ARVAD, ARVADITES är’ văd, är’ və dīt (Heb. אַרְוַ֔ד). The most northerly Phoen. town situated on a rocky island called Ruâd. The island lies a short distance off the Syrian coast directly opposite Cyprus. In Gr. and later sources it is called Aradus. In ancient times it was heavily built over to spite its diminutive size of less than a mile in circumference. It ruled over much of the neighboring coast for centuries. Although few surface remains are extant, various scenes of Aradus appear on Assyrian reliefs (The Bronze Gates of Shalmaneser III, 858-824 b.c.) and Arvadite coins.

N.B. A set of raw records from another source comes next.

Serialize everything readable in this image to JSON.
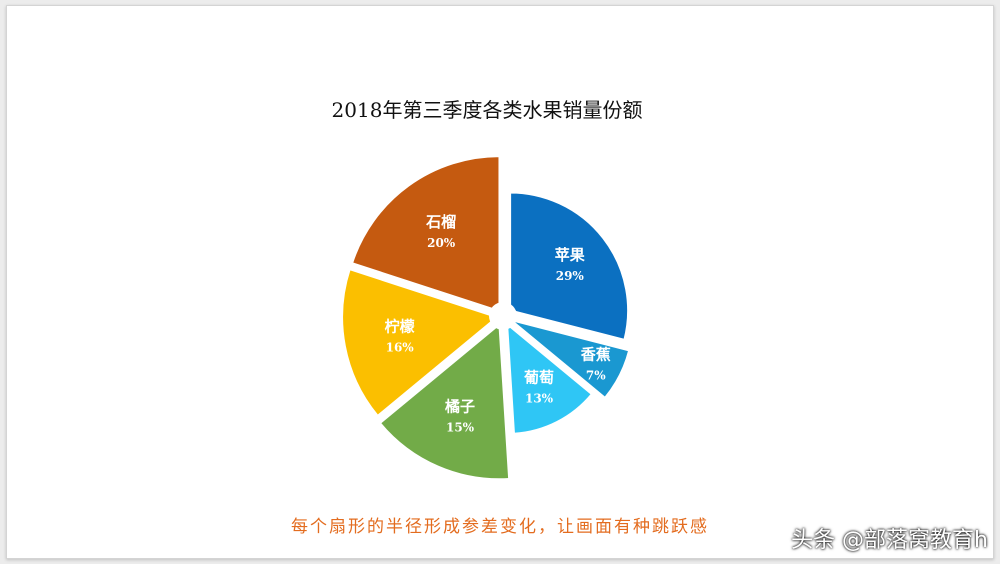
{
  "chart_data": {
    "type": "pie",
    "title": "2018年第三季度各类水果销量份额",
    "series": [
      {
        "name": "苹果",
        "value": 29,
        "label": "29%",
        "color": "#0b70c1"
      },
      {
        "name": "香蕉",
        "value": 7,
        "label": "7%",
        "color": "#1a98d1"
      },
      {
        "name": "葡萄",
        "value": 13,
        "label": "13%",
        "color": "#2fc6f5"
      },
      {
        "name": "橘子",
        "value": 15,
        "label": "15%",
        "color": "#72ab48"
      },
      {
        "name": "柠檬",
        "value": 16,
        "label": "16%",
        "color": "#fbbf00"
      },
      {
        "name": "石榴",
        "value": 20,
        "label": "20%",
        "color": "#c55a10"
      }
    ],
    "variable_radius": true
  },
  "caption": "每个扇形的半径形成参差变化，让画面有种跳跃感",
  "watermark": "头条 @部落窝教育h"
}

The city is first mentioned in Amarna Letters 101, 105, 109 as arwada; in the records of Tiglath-pileser I (1114-1076 b.c.) it is called armada; while subsequent annals usually spell it as aruada, e.g. Aššurnaṩirpal II, Annal III, et al. It is mentioned only twice in the OT. Its inhabitants, the Arvadites, are mentioned in the genealogy of Noah in the Canaanite line (Gen 10:18; 1 Chron 1:16). Sailors from Arvad sailed for Tyre (Ezek 27:8, 11).

Bibliography E. Unger, “Arwad,” Reallexikon Der Assyriologie, Bd. I (1928) 160, 161; D. Harden, The Phoenicians (1963) 23-28, 48-52, 166, 167, 191-210.